The Ministry of Justice has announced that it is fast-tracking legislation to put increased criminal legal aid fees in lawyers’ pockets more quickly – in what will be seen as confirmation that the criminal bar’s strike action is working.
Three days after the criminal bar stepped up its action, the Ministry of Justice confirmed that barristers will receive a 15% fee rise from the end of September. Criminal solicitors will receive a 15% fee increase for their work in police stations and magistrates’ and youth courts. Further multi-million-pound reforms to solicitors’ pay still under consideration.
Justice minister James Cartlidge MP said: ‘Our energetic efforts to tackle the courts backlog are working but the strike action by criminal barristers threatens all that progress, despite the very generous pay offer on the table. The typical criminal barrister will earn an extra £7,000 a year from September, so I urge the Criminal Bar Association to accept this offer to stop victims having to wait longer for justice.’
In a written ministeral statement, Cartlidge also confirmed that the scope of payment for pre-charge engagement work will be extended to cover work done ahead of an agreement, or where an agreement isn’t reached, in line with the Attorney General’s disclosure guidelines. Fixed fees where individuals elect to have their case heard at the Crown court and go on to plead guilty will be abolished.

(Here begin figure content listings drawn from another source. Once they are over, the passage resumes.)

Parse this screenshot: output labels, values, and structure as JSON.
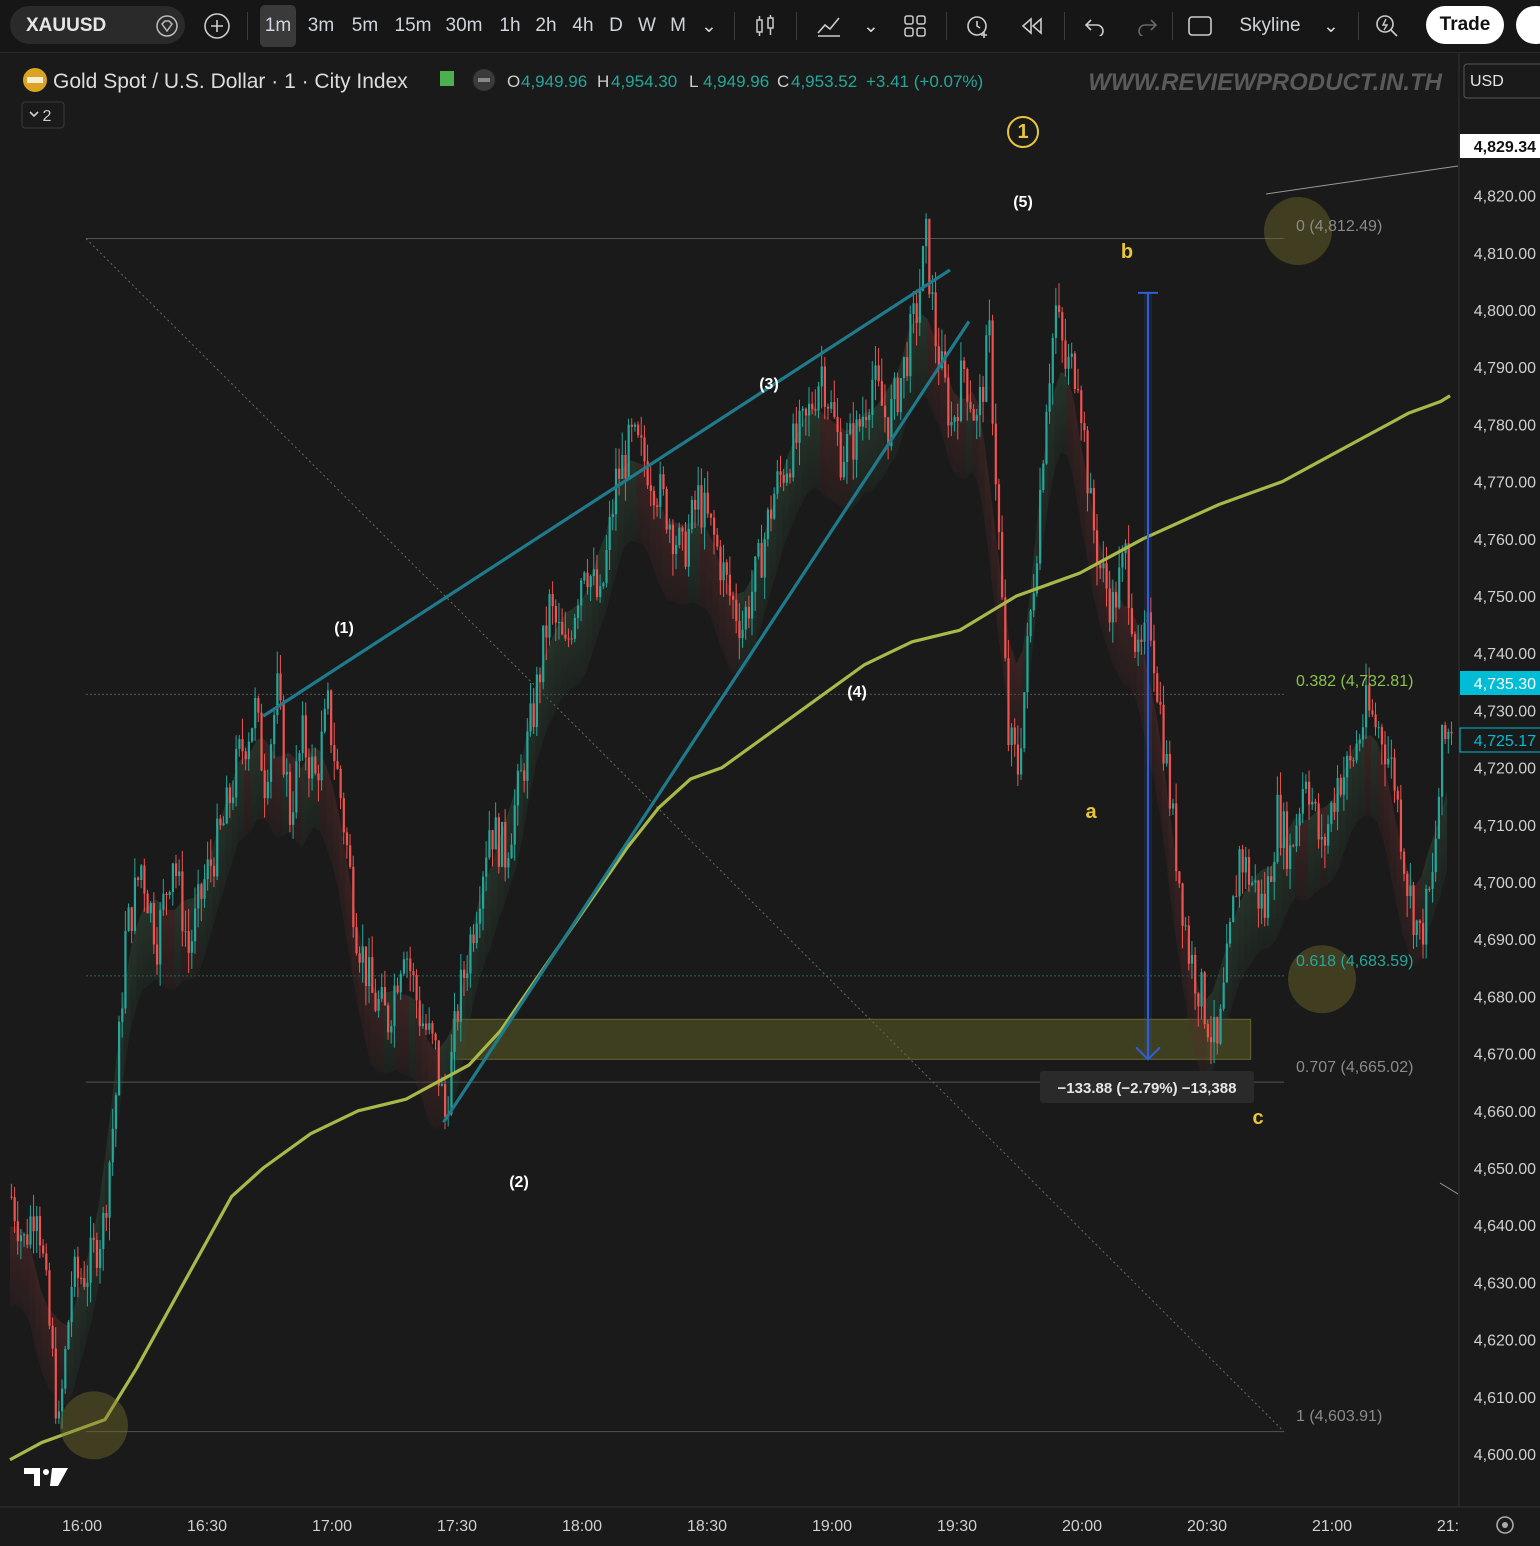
{
  "toolbar": {
    "symbol": "XAUUSD",
    "timeframes": [
      "1m",
      "3m",
      "5m",
      "15m",
      "30m",
      "1h",
      "2h",
      "4h",
      "D",
      "W",
      "M"
    ],
    "active_timeframe": "1m",
    "chart_style": "Skyline",
    "trade_label": "Trade"
  },
  "legend": {
    "title": "Gold Spot / U.S. Dollar · 1 · City Index",
    "o_label": "O",
    "o": "4,949.96",
    "h_label": "H",
    "h": "4,954.30",
    "l_label": "L",
    "l": "4,949.96",
    "c_label": "C",
    "c": "4,953.52",
    "change": "+3.41 (+0.07%)",
    "collapse_count": "2"
  },
  "watermark": "WWW.REVIEWPRODUCT.IN.TH",
  "currency": "USD",
  "colors": {
    "background": "#1a1a1a",
    "up": "#26a69a",
    "down": "#ef5350",
    "ma": "#a8b94a",
    "trendline": "#1f7a8c",
    "measure": "#2f5fd0",
    "fib_label": "#8a8a8a",
    "fib_key": "#8bc34a",
    "fib_teal": "#26a69a",
    "yellow_label": "#e8c53a",
    "price_tag": "#00bcd4"
  },
  "chart_data": {
    "type": "candlestick",
    "interval": "1m",
    "ylim": [
      4594,
      4840
    ],
    "y_ticks": [
      4600,
      4610,
      4620,
      4630,
      4640,
      4650,
      4660,
      4670,
      4680,
      4690,
      4700,
      4710,
      4720,
      4730,
      4740,
      4750,
      4760,
      4770,
      4780,
      4790,
      4800,
      4810,
      4820
    ],
    "y_tick_labels": [
      "4,600.00",
      "4,610.00",
      "4,620.00",
      "4,630.00",
      "4,640.00",
      "4,650.00",
      "4,660.00",
      "4,670.00",
      "4,680.00",
      "4,690.00",
      "4,700.00",
      "4,710.00",
      "4,720.00",
      "4,730.00",
      "4,740.00",
      "4,750.00",
      "4,760.00",
      "4,770.00",
      "4,780.00",
      "4,790.00",
      "4,800.00",
      "4,810.00",
      "4,820.00"
    ],
    "x_ticks": [
      "16:00",
      "16:30",
      "17:00",
      "17:30",
      "18:00",
      "18:30",
      "19:00",
      "19:30",
      "20:00",
      "20:30",
      "21:00",
      "21:"
    ],
    "price_tags": [
      {
        "label": "4,829.34",
        "value": 4829.34,
        "style": "white"
      },
      {
        "label": "4,735.30",
        "value": 4735.3,
        "style": "cyan"
      },
      {
        "label": "4,725.17",
        "value": 4725.17,
        "style": "outline"
      }
    ],
    "path": [
      [
        0,
        4645
      ],
      [
        4,
        4637
      ],
      [
        8,
        4645
      ],
      [
        12,
        4622
      ],
      [
        15,
        4604
      ],
      [
        19,
        4630
      ],
      [
        24,
        4632
      ],
      [
        29,
        4640
      ],
      [
        33,
        4663
      ],
      [
        36,
        4690
      ],
      [
        41,
        4703
      ],
      [
        46,
        4690
      ],
      [
        51,
        4705
      ],
      [
        56,
        4688
      ],
      [
        61,
        4700
      ],
      [
        67,
        4710
      ],
      [
        72,
        4722
      ],
      [
        77,
        4730
      ],
      [
        80,
        4718
      ],
      [
        84,
        4733
      ],
      [
        88,
        4712
      ],
      [
        92,
        4725
      ],
      [
        96,
        4718
      ],
      [
        100,
        4730
      ],
      [
        104,
        4715
      ],
      [
        109,
        4692
      ],
      [
        114,
        4680
      ],
      [
        119,
        4676
      ],
      [
        124,
        4690
      ],
      [
        129,
        4677
      ],
      [
        134,
        4670
      ],
      [
        137,
        4659
      ],
      [
        141,
        4678
      ],
      [
        146,
        4693
      ],
      [
        151,
        4710
      ],
      [
        156,
        4705
      ],
      [
        161,
        4718
      ],
      [
        165,
        4730
      ],
      [
        170,
        4748
      ],
      [
        175,
        4740
      ],
      [
        181,
        4757
      ],
      [
        186,
        4748
      ],
      [
        191,
        4770
      ],
      [
        196,
        4777
      ],
      [
        201,
        4773
      ],
      [
        207,
        4765
      ],
      [
        212,
        4757
      ],
      [
        217,
        4767
      ],
      [
        222,
        4760
      ],
      [
        227,
        4750
      ],
      [
        231,
        4745
      ],
      [
        236,
        4755
      ],
      [
        241,
        4768
      ],
      [
        246,
        4775
      ],
      [
        251,
        4780
      ],
      [
        256,
        4790
      ],
      [
        262,
        4775
      ],
      [
        267,
        4778
      ],
      [
        272,
        4788
      ],
      [
        277,
        4780
      ],
      [
        282,
        4790
      ],
      [
        286,
        4800
      ],
      [
        289,
        4812
      ],
      [
        292,
        4795
      ],
      [
        297,
        4780
      ],
      [
        301,
        4790
      ],
      [
        305,
        4780
      ],
      [
        309,
        4795
      ],
      [
        312,
        4760
      ],
      [
        315,
        4725
      ],
      [
        318,
        4720
      ],
      [
        321,
        4740
      ],
      [
        324,
        4760
      ],
      [
        327,
        4785
      ],
      [
        330,
        4800
      ],
      [
        333,
        4790
      ],
      [
        337,
        4790
      ],
      [
        341,
        4765
      ],
      [
        344,
        4755
      ],
      [
        348,
        4748
      ],
      [
        352,
        4757
      ],
      [
        356,
        4738
      ],
      [
        360,
        4745
      ],
      [
        364,
        4725
      ],
      [
        368,
        4705
      ],
      [
        372,
        4688
      ],
      [
        377,
        4678
      ],
      [
        381,
        4670
      ],
      [
        384,
        4685
      ],
      [
        388,
        4705
      ],
      [
        392,
        4700
      ],
      [
        396,
        4695
      ],
      [
        400,
        4712
      ],
      [
        404,
        4705
      ],
      [
        409,
        4720
      ],
      [
        414,
        4705
      ],
      [
        419,
        4718
      ],
      [
        423,
        4720
      ],
      [
        428,
        4730
      ],
      [
        433,
        4726
      ],
      [
        437,
        4718
      ],
      [
        441,
        4700
      ],
      [
        445,
        4690
      ],
      [
        449,
        4700
      ],
      [
        452,
        4723
      ],
      [
        455,
        4728
      ]
    ],
    "moving_average": [
      [
        0,
        4599
      ],
      [
        10,
        4602
      ],
      [
        20,
        4604
      ],
      [
        30,
        4606
      ],
      [
        40,
        4615
      ],
      [
        50,
        4625
      ],
      [
        60,
        4635
      ],
      [
        70,
        4645
      ],
      [
        80,
        4650
      ],
      [
        95,
        4656
      ],
      [
        110,
        4660
      ],
      [
        125,
        4662
      ],
      [
        135,
        4665
      ],
      [
        145,
        4668
      ],
      [
        155,
        4674
      ],
      [
        165,
        4682
      ],
      [
        175,
        4690
      ],
      [
        185,
        4698
      ],
      [
        195,
        4706
      ],
      [
        205,
        4713
      ],
      [
        215,
        4718
      ],
      [
        225,
        4720
      ],
      [
        240,
        4726
      ],
      [
        255,
        4732
      ],
      [
        270,
        4738
      ],
      [
        285,
        4742
      ],
      [
        300,
        4744
      ],
      [
        318,
        4750
      ],
      [
        328,
        4752
      ],
      [
        338,
        4754
      ],
      [
        348,
        4757
      ],
      [
        358,
        4760
      ],
      [
        370,
        4763
      ],
      [
        382,
        4766
      ],
      [
        392,
        4768
      ],
      [
        402,
        4770
      ],
      [
        412,
        4773
      ],
      [
        422,
        4776
      ],
      [
        432,
        4779
      ],
      [
        442,
        4782
      ],
      [
        452,
        4784
      ],
      [
        455,
        4785
      ]
    ],
    "wave_labels": [
      {
        "text": "(1)",
        "x": 107,
        "y": 4745
      },
      {
        "text": "(2)",
        "x": 135,
        "y": 4654
      },
      {
        "text": "(3)",
        "x": 204,
        "y": 4790
      },
      {
        "text": "(4)",
        "x": 232,
        "y": 4734
      },
      {
        "text": "(5)",
        "x": 289,
        "y": 4820
      },
      {
        "text": "a",
        "x": 312,
        "y": 4712
      },
      {
        "text": "b",
        "x": 328,
        "y": 4810
      },
      {
        "text": "c",
        "x": 386,
        "y": 4661
      },
      {
        "text": "1",
        "x": 289,
        "y": 4832,
        "circled": true
      }
    ],
    "fibonacci": [
      {
        "ratio": "0",
        "label": "0 (4,812.49)",
        "value": 4812.49
      },
      {
        "ratio": "0.382",
        "label": "0.382 (4,732.81)",
        "value": 4732.81
      },
      {
        "ratio": "0.618",
        "label": "0.618 (4,683.59)",
        "value": 4683.59
      },
      {
        "ratio": "0.707",
        "label": "0.707 (4,665.02)",
        "value": 4665.02
      },
      {
        "ratio": "1",
        "label": "1 (4,603.91)",
        "value": 4603.91
      }
    ],
    "trendlines": [
      {
        "from": [
          80,
          4729
        ],
        "to": [
          297,
          4807
        ]
      },
      {
        "from": [
          137,
          4658
        ],
        "to": [
          303,
          4798
        ]
      }
    ],
    "zone": {
      "x_from": 140,
      "x_to": 392,
      "y_from": 4669,
      "y_to": 4676
    },
    "measure": {
      "x": 339,
      "from": 4803,
      "to": 4669,
      "label": "−133.88 (−2.79%) −13,388"
    },
    "highlights": [
      {
        "x": 15,
        "y": 4605
      },
      {
        "x": 396,
        "y": 4683
      },
      {
        "x": 396,
        "y": 4812
      }
    ]
  }
}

Law Society president I. Stephanie Boyce said: ‘These first-stage changes are welcome, with some rate increases set to be in place as early as September. The next steps will be to ensure our members see the full 15% rate increase recommended by the independent review of criminal legal aid. We also hope to see the Crown court scheme reformed.
‘In order to secure the sustainability of the profession, to help tackle the huge backlog in our courts and to ensure timely justice for victims and defendants, the government needs to ensure all parts of the criminal justice system are properly funded.’
Today’s announcement appears to confirm what Cartlidge told the Gazette earlier this month – that the government hoped to lay secondary legislation by mid-July that would see fees increase by the end of September.